Day 2 – Ho Chi Minh City

Today, I had decided to visit the War Remnants museum. This was very close to the Independence Palace and the cathedral and post office, and was pretty easy to find. In Vietnam, museums often close at lunchtime, and this was no exception. However, I arrived in good time, and wandered around. It was quite busy with many foreigners visiting. There were a few military vehicles outside, with most of exhibitions and information inside.

The museum told the story of the Vietnam War from the Vietnamese point of view. I expected this, but I thought their section on war reporters and photographers was particularly interesting. They detailed some key reporters and photographers who had been active during the war – many of whom also died in the war – and they included biographical information and some photographs about them. I had heard of a couple, but most, like much of the details of the war, I did not know about.

One of the more emotional elements was the information about Agent Orange, and its effect on both the environment and also on people, including a letter written to President Obama by a young woman who has been affected by Agent Orange.
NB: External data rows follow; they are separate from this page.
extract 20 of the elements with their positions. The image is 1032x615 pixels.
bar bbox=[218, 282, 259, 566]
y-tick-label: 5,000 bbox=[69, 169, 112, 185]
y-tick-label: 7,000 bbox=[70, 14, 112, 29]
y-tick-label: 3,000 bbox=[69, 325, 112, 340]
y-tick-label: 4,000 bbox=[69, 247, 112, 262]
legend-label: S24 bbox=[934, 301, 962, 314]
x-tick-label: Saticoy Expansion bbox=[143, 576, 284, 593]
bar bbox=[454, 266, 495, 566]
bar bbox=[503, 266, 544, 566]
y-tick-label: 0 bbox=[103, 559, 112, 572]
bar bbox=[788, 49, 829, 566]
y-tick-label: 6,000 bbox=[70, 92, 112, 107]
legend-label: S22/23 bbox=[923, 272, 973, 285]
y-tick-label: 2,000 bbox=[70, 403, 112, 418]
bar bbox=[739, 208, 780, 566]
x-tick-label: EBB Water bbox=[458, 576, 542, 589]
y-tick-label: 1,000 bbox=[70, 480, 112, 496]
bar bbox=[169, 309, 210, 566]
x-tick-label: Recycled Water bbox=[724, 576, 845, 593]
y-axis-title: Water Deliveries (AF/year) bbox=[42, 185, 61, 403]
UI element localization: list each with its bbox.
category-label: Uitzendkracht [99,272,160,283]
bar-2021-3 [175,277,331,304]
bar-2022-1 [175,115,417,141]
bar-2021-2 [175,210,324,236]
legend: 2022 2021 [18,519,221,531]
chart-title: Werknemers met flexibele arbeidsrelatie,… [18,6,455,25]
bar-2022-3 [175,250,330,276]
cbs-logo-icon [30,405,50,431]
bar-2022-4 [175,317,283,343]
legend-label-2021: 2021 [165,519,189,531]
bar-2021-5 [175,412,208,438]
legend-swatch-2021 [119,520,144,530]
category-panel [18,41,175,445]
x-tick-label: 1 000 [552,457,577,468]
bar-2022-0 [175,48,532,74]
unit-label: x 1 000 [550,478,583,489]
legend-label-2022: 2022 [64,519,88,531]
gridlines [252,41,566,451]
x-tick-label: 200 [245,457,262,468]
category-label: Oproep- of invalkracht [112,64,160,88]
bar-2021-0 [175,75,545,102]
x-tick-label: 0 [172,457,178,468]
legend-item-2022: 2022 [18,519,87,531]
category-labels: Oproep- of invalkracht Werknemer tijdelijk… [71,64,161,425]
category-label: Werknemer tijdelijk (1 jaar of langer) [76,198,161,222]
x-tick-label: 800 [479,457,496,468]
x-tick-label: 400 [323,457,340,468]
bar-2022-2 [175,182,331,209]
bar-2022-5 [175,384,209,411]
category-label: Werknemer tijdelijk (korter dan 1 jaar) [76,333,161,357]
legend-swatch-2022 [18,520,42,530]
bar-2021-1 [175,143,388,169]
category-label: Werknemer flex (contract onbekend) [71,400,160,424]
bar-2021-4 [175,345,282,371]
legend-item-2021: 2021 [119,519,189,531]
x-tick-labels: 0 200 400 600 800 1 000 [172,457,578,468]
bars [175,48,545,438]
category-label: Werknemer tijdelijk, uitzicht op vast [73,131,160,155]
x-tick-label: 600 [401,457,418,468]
Lunch was had at the restaurant I went to yesterday, across from the Independence Museum. The afternoon would involve the city’s art gallery. This was a little difficult to get to, right at the far end of the long road from which I was staying. The gallery itself, however, was moderately interesting. I’m not really an art connoisseur, but it killed a bit of time. Some of the pictures were impressive – colourful and pretty shapes. Of all the galleries I’ve been in (not many), this was probably the one that had the least restrictions. There was no one sat in the room telling you that you were stood too close to a painting. And you could take photographs of the works. It was divided between modern Vietnamese artists (pictures from the last couple of decades), then twentieth century ones, and then before, I think.

The gallery was in another yellow building, which was probably a former colonial office of some sort. There were a couple of adjacent buildings which housed special collections. The gallery was actually like a TARDIS inside; it included more than you may have thought, by looking at it from the outside. Other than the posters on the railings in front of the gallery, it did not give off the impression that this was, in fact, an art gallery itself (below are just a selection of the pictures and art work in the gallery).

Following this, I went and sat in the park for a little while, before going back to my hotel room, showering and going out for food. I had discovered a food court nearby my hotel and so I went there and had a very nice meal. After this, I went and watched the locals playing badminton and football in the park (which was in the middle of two busy roads), before heading back, once again to my hotel room.